The Terriers returned four starters: Jalen Cannon, Akeem Johnson, Brent Jones and Ben Mockford. Power forward Jalen Cannon was selected to the 2012 NEC All-Rookie team and led the team in rebounding with 8.8 per game. Cannon also recorded 8 double-doubles. Forward-center Akeem Johnson had 3 20+ point games and started 26 out of 30 games. Johnson was also one of the more efficient players in the Northeast Conference with a 55% field goal mark. Point guard Brent Jones was last year's assists leader, averaging 3.9 per game. Jones took over the starting job down the stretch last year, starting 12 of the last 13 contests. Shooting guard Ben Mockford led the team in scoring with 11.8 points per game and started all 30 contests last year.

==Preseason signings==
The Terriers announced that 6 ft 3 in combo guard Anthony White (Mastic, New York) and 6'4" shooting guard Aleksandar Isailovic (Belgrade, Serbia) had signed National Letters-of-Intent to enroll at the college in fall 2012. Anthony White came from William Floyd High School, where in his junior year he led his team in points, rebounds and assists. White was also an All-League selection, All-Conference, All-Suffolk County and was selected to the Newsday All-Long Island Team. Aleksander Isailovic is arriving from Collin College in Plano, Texas. Isailovic averaged 10.5 points, 2.7 rebounds, and 0.7 steals per game last season at Collin Community College and will have two years of eligibility as a Terrier.

==Regular season==
For the second season in a row the Terriers opened their season mostly on the road, as they played 8 of their first 11 games away from The Pope.

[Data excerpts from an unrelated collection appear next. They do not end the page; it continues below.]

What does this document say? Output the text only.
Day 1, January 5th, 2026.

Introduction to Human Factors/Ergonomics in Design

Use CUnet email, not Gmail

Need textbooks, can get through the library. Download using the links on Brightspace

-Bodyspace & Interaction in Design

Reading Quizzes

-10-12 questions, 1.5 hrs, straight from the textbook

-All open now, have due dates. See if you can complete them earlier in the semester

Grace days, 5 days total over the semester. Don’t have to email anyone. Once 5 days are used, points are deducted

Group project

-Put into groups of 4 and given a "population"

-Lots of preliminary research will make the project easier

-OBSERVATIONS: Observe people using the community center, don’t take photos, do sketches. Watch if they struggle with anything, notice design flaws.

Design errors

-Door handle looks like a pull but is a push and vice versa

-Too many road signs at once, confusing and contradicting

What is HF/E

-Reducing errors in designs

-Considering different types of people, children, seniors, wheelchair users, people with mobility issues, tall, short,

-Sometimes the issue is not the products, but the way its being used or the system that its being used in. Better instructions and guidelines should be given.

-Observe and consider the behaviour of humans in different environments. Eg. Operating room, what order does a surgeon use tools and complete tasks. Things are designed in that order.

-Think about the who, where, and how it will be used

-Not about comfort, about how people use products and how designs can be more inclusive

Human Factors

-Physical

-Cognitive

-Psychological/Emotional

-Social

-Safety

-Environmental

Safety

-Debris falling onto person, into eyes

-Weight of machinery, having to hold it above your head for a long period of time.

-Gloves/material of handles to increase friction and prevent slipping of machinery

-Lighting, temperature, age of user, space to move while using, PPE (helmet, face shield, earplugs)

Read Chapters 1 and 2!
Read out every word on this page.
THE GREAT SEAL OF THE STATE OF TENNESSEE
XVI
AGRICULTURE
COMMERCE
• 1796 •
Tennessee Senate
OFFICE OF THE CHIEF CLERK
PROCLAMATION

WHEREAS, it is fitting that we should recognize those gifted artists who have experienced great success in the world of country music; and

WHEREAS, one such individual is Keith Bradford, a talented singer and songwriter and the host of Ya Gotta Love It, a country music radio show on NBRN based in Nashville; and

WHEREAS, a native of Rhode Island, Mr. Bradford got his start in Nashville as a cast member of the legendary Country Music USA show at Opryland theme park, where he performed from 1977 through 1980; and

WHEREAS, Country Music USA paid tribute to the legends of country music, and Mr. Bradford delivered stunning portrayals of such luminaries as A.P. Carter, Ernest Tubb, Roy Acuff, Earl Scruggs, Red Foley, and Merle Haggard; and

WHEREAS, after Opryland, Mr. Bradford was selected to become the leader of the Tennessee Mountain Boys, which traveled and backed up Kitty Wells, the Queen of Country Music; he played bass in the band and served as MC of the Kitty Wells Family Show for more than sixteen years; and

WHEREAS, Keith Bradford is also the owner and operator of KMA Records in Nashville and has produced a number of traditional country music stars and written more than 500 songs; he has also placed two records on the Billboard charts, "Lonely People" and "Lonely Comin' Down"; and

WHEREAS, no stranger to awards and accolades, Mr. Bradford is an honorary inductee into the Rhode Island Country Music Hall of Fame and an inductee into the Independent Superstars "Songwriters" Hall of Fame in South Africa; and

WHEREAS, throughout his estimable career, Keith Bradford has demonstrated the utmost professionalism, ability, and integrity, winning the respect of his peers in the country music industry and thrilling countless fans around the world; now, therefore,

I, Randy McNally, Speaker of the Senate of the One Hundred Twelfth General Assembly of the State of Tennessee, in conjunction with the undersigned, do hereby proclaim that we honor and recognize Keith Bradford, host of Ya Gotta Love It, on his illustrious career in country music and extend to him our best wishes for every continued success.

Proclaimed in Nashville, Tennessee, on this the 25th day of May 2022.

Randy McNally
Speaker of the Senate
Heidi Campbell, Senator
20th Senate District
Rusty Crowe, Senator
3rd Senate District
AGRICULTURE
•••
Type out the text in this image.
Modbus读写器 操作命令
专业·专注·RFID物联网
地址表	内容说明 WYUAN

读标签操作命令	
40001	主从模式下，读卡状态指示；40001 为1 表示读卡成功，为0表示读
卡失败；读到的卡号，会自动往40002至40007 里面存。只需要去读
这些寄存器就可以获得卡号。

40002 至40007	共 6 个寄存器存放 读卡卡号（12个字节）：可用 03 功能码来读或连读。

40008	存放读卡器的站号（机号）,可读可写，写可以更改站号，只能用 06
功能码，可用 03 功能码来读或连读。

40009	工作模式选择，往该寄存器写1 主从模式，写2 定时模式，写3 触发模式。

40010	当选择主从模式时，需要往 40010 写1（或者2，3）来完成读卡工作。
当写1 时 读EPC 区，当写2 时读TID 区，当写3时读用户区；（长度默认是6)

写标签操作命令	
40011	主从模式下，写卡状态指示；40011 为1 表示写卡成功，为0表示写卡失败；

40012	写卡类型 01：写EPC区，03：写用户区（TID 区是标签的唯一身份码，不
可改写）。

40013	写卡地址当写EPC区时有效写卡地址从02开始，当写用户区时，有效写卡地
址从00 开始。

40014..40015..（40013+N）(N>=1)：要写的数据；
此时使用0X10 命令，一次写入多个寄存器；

The Terriers completed the non-conference portion of their schedule at 4–7. The team won the season opener against Lafayette on the road, with four of the five Terrier starters scoring double digits. Jalen Cannon notched his first double-double of the season with 13 points and 13 rebounds and the Terriers led by a much as 17 on their way to a 76–65 win. The Terriers snapped a three-game losing streak against the Leopards and also won for the first time on opening night since November 9, 2007. The Terriers then lost to Illinois 64–89. The Illini were the Terriers most difficult opponent all year long, they went on to be ranked as high as 10th in the nation by the AP and Coaches Polls. The Terriers home opener at The Pope was against Army, the game saw the Terriers defeated 59–67. The Terriers closed the first half down by one point, 30–31, yet they never led in the second half as the Black Knights soundly defeated the Terriers. Jalen Cannon scored a career-high 23 points and grabbed 10 rebounds and classmate Kevin Douglas added 15 points and rejected a career-high three shots in the losing effort. The Terriers then traveled to Rhode Island to play at Brown, where they beat the Bears 76–72 in overtime. Mockford scored 8 of his 14 points in overtime to lead the Terriers in the victory. After a 2–2 start, the Terriers went on to lose 5 straight games against Norfolk State, Albany, Boston College, Stony Brook and St. John's. Against both Norfolk State and Boston College the Terriers had second-half leads of 11 and 9 points respectively, but in both cases were unable to hold on for the win. Against Albany, Stony Brook and St. John's, the Terriers were soundly defeated. The Terriers then won their last two non-conference games against Colgate and NJIT. The game against Colgate saw Jalen Cannon drop 24 points, a new career high, and Travis Nichols 20 points off the bench. At NJIT, Johnson had the game-winning layup with five seconds remaining and Cannon put up 23 points and grabbed 12 rebounds for his 5th double-double of the season.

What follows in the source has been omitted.